The Medical Practitioners Act 1978 established the Medical Council as the body responsible for the registration and regulation of the activities of medical practitioners. The activities of those engaged in alternative medicine are not regulated by the council, as the entitlement to registration requires a primary qualification in medicine from a specified body within the State, by a competent body or authority from another EU member state or by virtue of an agreement with a number of other states outside of the EU.
Draft legislative proposals providing for further, wide-ranging amendments to the 1978 Act are currently in the final stages of preparation in my Department, and draft heads of bill are due to be brought to Cabinet in the very near future. One of the primary concerns of the amending legislation will be to provide for increased public protection. A proposed new provision for an improved complaints mechanism will empower the Medical Council to investigate on its own initiative, or at the behest of the Minister or any member of the public, instances or reports of individuals claiming to be medical practitioners or providing services proper only to registered medical practitioners. This would permit the council to report its findings to the Minister and for the council to take appropriate action.
There are currently no proposals to introduce legislation to regulate practitioners of complementary and alternative medicine. However, in order to strengthen the regulatory environment for complementary therapists, my Department convened a forum in June 2001 to examine and explore practical issues involved, with particular regard to ensuring that the public is appropriately informed and guided.

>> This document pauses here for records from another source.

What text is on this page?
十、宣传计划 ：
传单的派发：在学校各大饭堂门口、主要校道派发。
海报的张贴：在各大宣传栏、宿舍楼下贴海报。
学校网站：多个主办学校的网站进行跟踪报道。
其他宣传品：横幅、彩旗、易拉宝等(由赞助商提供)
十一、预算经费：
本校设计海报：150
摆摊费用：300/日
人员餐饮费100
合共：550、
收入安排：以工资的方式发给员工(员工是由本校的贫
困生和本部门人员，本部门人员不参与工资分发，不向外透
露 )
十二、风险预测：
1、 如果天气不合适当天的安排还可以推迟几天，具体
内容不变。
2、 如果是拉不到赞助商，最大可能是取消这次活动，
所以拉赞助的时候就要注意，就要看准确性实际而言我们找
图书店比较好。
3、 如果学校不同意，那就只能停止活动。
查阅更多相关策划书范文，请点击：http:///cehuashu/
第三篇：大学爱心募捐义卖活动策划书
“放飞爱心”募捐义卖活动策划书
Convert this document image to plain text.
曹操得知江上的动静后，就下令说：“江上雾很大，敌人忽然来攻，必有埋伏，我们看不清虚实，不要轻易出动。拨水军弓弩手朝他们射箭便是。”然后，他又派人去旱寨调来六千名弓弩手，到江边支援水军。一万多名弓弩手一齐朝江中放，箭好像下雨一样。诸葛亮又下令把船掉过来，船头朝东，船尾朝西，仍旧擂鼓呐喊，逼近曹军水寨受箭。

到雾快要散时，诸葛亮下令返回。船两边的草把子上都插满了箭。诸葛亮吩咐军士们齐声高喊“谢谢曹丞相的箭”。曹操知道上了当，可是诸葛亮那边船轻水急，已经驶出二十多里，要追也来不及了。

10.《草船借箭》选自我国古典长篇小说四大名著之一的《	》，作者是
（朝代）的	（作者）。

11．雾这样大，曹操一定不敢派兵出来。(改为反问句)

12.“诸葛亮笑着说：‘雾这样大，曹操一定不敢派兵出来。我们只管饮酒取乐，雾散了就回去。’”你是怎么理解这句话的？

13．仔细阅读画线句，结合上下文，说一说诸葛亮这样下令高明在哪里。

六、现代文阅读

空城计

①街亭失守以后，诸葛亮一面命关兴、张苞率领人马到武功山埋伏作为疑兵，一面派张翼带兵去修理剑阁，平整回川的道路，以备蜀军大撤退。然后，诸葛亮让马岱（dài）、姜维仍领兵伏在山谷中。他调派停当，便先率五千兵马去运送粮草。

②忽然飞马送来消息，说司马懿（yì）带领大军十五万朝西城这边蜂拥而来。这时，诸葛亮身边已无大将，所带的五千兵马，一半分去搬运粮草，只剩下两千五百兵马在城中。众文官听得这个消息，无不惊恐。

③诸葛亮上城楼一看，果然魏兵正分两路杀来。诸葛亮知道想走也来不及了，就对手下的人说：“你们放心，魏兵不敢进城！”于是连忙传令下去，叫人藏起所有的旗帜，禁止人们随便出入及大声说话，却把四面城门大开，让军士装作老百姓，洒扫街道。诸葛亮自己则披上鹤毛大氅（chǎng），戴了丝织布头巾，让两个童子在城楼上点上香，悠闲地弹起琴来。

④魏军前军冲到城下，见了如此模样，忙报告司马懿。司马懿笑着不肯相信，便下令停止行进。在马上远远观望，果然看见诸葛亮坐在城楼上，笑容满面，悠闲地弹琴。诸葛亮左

Arising from the work of the forum my Department requested the Institute of Public Administration to prepare a report on proposals for the way forward taking into consideration the formal views of the representative groups that participated in the forum. The report, which was published in November 2002, delivers on action 106 of the Health Strategy — Quality and Fairness, and makes a number of recommendations on proposals for the way forward including the establishment of a working group to examine and consider regulatory issues; the continuation and development of a consultation process; and support for individual therapies in developing or strengthening their systems of self-regulation.
As recommended in the report, I established a national working group in May last year to progress the programme of work set out in the report and address its recommendations in order to advise me on future measures for the regulation of complementary therapists. The working group has met on five occasions and I understand it will be continuing its work in 2004.